Member of the House of Representatives of Nigeria from Adamawa
- Incumbent
- Assumed office June 2023
- Constituency: Mubi North/Mubi South/Maiha

Personal details
- Born: 10 April 1980 (age 45)
- Citizenship: Nigeria
- Party: All Progressive Congress

= Ja'afar Abubakar Magaji =

Nigerian politician

Ja'afar Abubakar Magaji is a Nigerian politician. He is currently serving as a member representing Mubi North/Mubi South/Maiha Federal Constituency in the House of Representatives.

== Early life and education ==
Ja'afar Abubakar Magaji was born on 4 October 1980 and holds a BSc. in Business Management.

== Political career ==
At the 2022 APC party primaries for the Mubi North/Mubi South/Maiha Federal constituency, Ja’afar emerged winner while defeating four other aspirants at the polls. As form of support and empowerment, Jafar provided his constituents with three trailer loads of fertilizer, hundreds of pesticides and herbicides, and agricultural supplies.
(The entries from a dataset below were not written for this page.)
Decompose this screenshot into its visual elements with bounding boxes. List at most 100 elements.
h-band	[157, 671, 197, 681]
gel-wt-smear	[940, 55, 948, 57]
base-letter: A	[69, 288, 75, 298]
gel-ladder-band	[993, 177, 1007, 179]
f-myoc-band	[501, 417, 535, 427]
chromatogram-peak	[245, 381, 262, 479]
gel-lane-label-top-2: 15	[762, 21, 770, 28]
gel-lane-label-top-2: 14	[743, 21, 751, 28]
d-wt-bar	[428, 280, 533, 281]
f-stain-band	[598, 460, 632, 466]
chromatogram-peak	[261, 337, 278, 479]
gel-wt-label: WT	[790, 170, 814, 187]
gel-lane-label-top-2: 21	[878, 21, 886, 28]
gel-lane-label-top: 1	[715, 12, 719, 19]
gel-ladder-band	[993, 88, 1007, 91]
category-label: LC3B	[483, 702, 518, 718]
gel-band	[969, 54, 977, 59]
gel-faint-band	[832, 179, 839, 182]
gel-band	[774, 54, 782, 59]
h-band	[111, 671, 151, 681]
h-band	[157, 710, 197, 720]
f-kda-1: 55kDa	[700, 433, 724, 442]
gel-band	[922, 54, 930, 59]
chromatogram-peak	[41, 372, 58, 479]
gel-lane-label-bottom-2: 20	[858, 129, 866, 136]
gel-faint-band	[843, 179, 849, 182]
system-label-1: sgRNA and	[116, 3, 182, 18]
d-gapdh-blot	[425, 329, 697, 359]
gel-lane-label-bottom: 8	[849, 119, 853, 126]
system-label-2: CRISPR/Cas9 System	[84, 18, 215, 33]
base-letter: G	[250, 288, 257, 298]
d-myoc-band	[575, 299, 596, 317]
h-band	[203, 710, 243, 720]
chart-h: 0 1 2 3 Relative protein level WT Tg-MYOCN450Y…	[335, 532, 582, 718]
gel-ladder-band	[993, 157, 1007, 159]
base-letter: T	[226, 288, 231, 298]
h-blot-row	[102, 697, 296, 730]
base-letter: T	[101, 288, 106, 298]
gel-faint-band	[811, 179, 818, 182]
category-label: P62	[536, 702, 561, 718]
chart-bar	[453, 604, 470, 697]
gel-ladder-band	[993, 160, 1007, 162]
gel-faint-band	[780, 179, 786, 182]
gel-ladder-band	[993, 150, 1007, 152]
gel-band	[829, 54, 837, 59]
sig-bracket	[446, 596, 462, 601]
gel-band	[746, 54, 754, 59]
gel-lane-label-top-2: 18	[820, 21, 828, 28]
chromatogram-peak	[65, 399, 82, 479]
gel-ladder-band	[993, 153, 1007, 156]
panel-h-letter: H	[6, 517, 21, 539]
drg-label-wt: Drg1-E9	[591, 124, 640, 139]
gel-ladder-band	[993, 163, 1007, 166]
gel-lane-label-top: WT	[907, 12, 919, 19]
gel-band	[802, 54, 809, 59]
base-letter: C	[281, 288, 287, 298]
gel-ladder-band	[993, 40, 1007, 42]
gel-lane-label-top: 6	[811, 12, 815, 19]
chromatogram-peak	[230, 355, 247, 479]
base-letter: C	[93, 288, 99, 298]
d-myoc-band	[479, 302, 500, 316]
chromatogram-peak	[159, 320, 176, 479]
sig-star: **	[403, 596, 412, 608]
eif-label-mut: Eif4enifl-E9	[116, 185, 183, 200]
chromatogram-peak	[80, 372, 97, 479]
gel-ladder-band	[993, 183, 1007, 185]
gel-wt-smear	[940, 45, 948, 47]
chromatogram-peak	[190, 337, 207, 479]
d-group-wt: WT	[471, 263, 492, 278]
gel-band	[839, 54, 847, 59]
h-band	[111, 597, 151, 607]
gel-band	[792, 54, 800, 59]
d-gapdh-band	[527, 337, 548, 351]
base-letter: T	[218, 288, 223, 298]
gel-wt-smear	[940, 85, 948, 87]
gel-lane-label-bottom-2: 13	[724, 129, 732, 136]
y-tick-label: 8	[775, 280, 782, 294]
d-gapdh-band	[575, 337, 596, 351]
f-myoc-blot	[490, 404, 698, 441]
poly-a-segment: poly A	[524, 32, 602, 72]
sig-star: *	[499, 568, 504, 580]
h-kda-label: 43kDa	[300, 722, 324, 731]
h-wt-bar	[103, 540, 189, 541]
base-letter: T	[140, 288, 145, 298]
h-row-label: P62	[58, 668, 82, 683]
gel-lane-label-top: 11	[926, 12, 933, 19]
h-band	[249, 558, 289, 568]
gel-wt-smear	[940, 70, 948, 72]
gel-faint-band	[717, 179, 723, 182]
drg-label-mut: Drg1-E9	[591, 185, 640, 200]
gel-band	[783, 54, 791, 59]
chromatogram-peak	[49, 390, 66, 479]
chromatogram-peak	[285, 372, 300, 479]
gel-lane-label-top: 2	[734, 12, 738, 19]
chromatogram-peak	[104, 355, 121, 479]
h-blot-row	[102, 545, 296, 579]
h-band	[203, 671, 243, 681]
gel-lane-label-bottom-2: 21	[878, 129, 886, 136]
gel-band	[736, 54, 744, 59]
== Legal challenge and victory ==
In the 2023 National Assembly elections for the House of Representatives, an Appeal Court sitting in Abuja declared Jaafar Magaji, the candidate of the All Progressive Congress (APC), winner of the election for the constituency and ordered INEC to give him a certificate of return, while sacking Jingi Rufai of the Peoples Democratic Party (PDP).

== Religion ==
Ja'afar Abubakar Magaji is a Muslim.